As hospitals and healthcare providers from major medical centers to the chiropractic office down the street struggle to collect on patient debts, a combination of complex issues conspire to keep healthcare costs high and the ability of patients to manage their medical expenses paradoxically low. This toxic combination has left healthcare providers scrambling to reevaluate their collections processes and many patients afraid to seek treatment for anything less than a life-and-death condition. Among the key points consistently cited among experts in the medical finance field are:
- Variance of pricing for identical procedures, even within the same state, city or hospital system
- A “defensible” pricing model versus a “rational” pricing model. The “defensible” pricing model is the one used by the majority of healthcare providers and insurance companies to calculate pricing and is based upon competition rather than actual cost of services.

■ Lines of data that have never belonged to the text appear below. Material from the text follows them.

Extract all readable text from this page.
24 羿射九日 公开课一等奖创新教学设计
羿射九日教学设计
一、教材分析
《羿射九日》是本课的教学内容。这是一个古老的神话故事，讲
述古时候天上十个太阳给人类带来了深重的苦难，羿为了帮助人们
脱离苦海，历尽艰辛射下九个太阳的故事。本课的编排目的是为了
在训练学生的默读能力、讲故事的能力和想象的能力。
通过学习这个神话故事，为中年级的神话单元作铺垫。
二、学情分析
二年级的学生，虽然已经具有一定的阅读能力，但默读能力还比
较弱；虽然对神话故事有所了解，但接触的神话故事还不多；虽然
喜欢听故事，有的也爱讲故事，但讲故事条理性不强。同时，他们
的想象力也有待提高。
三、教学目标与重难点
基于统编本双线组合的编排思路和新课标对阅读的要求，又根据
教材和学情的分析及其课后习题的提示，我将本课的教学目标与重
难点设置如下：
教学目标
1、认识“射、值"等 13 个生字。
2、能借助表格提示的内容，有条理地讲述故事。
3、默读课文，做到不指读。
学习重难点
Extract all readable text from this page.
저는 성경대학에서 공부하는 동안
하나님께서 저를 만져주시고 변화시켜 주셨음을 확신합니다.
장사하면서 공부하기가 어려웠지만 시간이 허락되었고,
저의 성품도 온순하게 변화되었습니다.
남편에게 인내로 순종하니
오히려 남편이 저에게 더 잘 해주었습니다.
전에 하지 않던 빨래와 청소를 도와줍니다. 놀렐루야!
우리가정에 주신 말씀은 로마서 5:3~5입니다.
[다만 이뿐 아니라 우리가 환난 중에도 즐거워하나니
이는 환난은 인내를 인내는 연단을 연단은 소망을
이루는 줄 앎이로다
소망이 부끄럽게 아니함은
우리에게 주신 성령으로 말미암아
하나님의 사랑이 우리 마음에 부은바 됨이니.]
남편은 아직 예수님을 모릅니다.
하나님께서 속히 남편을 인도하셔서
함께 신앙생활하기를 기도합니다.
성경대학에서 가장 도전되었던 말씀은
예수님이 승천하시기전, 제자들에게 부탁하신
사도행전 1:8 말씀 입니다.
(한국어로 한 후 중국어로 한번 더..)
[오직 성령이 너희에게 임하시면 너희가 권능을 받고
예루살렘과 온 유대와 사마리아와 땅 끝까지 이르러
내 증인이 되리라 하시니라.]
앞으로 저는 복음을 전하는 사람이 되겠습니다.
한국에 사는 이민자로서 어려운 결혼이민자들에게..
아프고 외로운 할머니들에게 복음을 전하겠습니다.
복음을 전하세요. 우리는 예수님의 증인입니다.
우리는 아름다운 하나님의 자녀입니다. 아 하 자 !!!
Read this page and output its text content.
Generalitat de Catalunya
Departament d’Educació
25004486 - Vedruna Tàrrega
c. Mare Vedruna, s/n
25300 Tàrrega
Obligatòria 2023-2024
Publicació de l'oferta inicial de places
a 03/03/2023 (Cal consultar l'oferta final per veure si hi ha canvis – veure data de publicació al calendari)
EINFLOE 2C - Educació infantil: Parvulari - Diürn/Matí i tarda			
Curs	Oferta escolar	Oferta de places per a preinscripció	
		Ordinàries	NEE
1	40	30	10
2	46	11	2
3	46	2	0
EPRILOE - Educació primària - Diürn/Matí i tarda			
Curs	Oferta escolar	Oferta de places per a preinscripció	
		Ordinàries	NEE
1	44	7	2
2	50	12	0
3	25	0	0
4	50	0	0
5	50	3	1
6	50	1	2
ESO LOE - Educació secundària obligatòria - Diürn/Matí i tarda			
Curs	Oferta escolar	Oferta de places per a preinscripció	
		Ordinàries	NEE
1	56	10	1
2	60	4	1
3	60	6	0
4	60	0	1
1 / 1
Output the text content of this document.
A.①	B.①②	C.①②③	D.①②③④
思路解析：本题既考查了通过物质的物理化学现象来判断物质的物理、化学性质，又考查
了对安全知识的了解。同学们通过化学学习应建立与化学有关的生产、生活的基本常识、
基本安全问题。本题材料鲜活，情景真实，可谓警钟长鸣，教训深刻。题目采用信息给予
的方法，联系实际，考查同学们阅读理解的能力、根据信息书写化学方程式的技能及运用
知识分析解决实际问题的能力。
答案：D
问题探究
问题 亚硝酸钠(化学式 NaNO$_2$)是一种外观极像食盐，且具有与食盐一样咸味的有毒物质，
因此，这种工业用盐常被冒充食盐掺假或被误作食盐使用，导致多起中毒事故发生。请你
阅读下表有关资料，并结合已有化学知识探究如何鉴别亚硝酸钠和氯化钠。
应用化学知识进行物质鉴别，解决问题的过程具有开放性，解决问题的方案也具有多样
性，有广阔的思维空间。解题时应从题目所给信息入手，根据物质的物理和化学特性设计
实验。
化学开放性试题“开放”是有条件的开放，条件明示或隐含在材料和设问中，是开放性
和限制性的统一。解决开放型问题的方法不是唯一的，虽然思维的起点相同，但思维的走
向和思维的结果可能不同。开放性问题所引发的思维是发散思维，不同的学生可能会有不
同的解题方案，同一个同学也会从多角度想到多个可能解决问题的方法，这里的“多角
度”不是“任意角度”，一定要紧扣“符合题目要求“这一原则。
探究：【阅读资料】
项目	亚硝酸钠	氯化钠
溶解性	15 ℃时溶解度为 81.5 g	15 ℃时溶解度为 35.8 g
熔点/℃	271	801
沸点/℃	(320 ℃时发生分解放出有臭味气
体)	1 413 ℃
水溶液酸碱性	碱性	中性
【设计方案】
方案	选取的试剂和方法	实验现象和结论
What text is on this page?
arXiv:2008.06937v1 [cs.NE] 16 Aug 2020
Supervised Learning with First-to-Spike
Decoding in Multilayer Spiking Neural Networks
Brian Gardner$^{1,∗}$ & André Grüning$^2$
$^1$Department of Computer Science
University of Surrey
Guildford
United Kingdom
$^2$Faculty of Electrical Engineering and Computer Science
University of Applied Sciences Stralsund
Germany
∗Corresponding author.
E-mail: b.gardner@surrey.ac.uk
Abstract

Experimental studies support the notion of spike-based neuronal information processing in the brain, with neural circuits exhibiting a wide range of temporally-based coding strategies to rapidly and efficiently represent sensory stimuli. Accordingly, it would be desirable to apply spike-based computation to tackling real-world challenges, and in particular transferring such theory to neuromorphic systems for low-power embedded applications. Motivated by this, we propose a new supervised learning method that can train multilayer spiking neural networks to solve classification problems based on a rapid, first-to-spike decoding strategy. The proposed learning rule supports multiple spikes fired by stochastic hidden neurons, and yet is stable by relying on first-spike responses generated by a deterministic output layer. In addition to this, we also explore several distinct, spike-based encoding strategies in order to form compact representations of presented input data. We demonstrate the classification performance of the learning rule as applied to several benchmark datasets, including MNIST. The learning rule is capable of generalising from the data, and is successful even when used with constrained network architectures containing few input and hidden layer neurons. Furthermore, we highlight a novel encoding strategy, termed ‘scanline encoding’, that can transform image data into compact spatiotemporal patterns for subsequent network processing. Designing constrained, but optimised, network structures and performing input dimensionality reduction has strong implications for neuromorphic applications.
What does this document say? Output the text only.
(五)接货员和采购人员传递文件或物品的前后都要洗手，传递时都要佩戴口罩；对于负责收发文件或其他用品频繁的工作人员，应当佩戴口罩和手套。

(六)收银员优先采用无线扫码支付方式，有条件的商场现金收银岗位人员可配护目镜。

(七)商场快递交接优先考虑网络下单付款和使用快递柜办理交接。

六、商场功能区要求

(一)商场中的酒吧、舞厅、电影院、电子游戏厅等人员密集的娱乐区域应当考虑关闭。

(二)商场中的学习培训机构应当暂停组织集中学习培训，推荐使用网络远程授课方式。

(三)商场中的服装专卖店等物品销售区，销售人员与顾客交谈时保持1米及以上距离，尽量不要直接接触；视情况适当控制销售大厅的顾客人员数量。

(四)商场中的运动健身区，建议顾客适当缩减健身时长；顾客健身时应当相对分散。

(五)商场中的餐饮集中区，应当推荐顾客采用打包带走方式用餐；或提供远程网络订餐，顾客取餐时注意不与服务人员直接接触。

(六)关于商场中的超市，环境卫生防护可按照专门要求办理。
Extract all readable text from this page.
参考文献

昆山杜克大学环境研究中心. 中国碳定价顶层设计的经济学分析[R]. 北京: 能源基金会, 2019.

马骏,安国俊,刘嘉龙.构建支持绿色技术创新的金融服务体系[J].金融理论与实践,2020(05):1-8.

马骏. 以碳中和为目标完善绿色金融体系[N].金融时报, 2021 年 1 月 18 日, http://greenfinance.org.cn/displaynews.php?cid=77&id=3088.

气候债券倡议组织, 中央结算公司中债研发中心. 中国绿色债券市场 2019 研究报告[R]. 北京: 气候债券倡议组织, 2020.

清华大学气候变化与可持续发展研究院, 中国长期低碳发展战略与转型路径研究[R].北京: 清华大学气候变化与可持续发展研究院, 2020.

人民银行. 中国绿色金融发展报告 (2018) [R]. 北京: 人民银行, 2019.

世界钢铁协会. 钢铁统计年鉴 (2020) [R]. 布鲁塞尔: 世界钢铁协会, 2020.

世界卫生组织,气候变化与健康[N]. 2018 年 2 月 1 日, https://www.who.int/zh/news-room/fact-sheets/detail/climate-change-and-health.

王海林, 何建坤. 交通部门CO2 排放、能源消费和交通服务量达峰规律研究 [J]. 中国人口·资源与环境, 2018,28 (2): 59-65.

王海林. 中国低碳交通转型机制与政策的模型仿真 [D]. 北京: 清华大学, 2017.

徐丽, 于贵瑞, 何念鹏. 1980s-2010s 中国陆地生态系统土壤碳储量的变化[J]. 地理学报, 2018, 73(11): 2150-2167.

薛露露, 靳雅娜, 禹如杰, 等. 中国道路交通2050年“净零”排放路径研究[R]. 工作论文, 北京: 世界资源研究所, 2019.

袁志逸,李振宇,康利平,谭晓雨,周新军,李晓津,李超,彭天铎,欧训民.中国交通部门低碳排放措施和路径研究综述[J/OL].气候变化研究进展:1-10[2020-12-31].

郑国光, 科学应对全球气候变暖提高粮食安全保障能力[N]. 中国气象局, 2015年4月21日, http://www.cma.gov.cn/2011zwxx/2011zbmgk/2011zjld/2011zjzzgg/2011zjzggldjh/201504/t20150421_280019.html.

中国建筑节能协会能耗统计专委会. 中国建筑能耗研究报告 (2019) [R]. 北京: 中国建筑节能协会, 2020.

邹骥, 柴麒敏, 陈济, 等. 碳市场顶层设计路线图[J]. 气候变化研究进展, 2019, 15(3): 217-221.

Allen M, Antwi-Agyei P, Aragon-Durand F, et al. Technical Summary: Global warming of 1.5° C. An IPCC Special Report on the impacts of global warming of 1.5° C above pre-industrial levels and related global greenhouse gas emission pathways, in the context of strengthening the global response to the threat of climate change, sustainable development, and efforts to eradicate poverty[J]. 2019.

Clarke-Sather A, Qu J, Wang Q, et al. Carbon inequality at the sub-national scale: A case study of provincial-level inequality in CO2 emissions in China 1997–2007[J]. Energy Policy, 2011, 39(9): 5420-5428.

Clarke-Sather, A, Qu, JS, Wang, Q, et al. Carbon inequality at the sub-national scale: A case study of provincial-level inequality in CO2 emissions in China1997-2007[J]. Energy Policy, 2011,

- Lack of pricing transparency for everything from Tylenol to major trauma treatment
- Shrinkage of patient-based revolving credit to pay medical bills
- Availability of need-based medical credit because of consumers’ existing debt service
- Lobbyist action to keep prices artificially high and opaque to consumers
- Lack of medical pricing transparency laws
- Sluggish economic recovery in the United States
- Use of emergency department resources for nonemergency services
A study by TransUnion Healthcare showed that as direct costs to patients increased by roughly 13% from Q1 2014 to Q1 2016, their ability to effectively pay for their care through revolving credit fell by 26%. This increased shift in financial responsibility to patients not only fuels increased healthcare-related debt, but has also been a major driver of the spike in healthcare costs as providers and insurance companies fight to offset nonpayment and collections losses. An additional factor is the concept that “you get what you pay for,” which allows some hospitals to charge up to 80% more for identical services than some of their lower-priced competitors and thus receive more revenues at a higher end cost to the patient.
Lobbyists have argued to keep pricing practices opaque, claiming that pricing for procedures, supplies and medications falls under the heading of “trade secrets.” While lawmakers have largely accepted this argument without question, some state legislatures no longer consider this notion valid when consumer protection against rising medical costs is so clearly out of control. States which have consumer protection laws on the books include:
- Maryland (under consideration in the state legislature as of press time)
- New Hampshire
However, this leaves 43 states that do not currently carry such healthcare pricing transparency measures. Even in the states that have them, there is the added problem of enforcement and reporting to verify compliance and that the costs patients and insurers are expected to pay are both reasonable for the level of care received and justifiable by legitimate medical need. Unnecessary or irrelevant tests, medications and similar services contribute to the opacity, which is observed everywhere from the Medicare and Medicaid systems to employer-sponsored insurance, as well as among uninsured patients, who are charged even higher rates for identical services in a bid to squeeze every possible dime out of each visit to a healthcare provider.
Despite recommendations based on studies by the US Government Accountability Office, or GAO, the TransUnion report and the passage of the Affordable Care Act, popularly known as “Obamacare,” which was intended in part to reform healthcare spending by patients and return more of the cost of care to insurance carriers, many observers believe the current patchwork of government, insurance and provider-level regulations has placed US healthcare on a path that can only lead to a “fatal accident” on a systemic level.
In 2015, US healthcare spending devoured 24% of the US GDP at $4 trillion. However, nearly half of those expenditures directly relate to paperwork, billing and support and administration costs. This model of inefficiency demonstrates just how critically the US healthcare system has been damaged. In typical fashion, the people who bear the cost, the patients, are frequently the ones who are least able to pay it and are thus penalized by damaged credit ratings and an inability to attain the revolving credit necessary to effectively pay their medical bills while maintaining a reasonable standard of living.
While some medical finance companies offer low- or no-cost OAC options for patients with better credit ratings, the ongoing sluggishness of post-Great Recession economic recovery has left many patients cut off from even this last-ditch medical payment option. Some healthcare providers have started offering in-office payment plan development and financing assistance, but this option further limits providers’ ROI and places patients at the mercy of the opaque and often confusing medical pricing system. The idea of quality correlating to cost has also been shown to be flawed in states like Massachusetts, which in 2010 posted healthcare costs up to 55% higher than the nationwide average for identical procedures and treatments.
As more states realize the value of transparent healthcare pricing and giving patients the information to make informed decisions about how, where and from whom to receive their medical care, the issues associated with the current model of healthcare may be forestalled or at least alleviated. However, until pricing standards and care benchmarks are brought into line with existing regulatory efforts and consumer demand, the US healthcare system continues to dance on the brink of a breaking point that many pundits consider now to be nothing more the inevitable reaping of what the system, and those who developed the opacity under which it functions, has sown.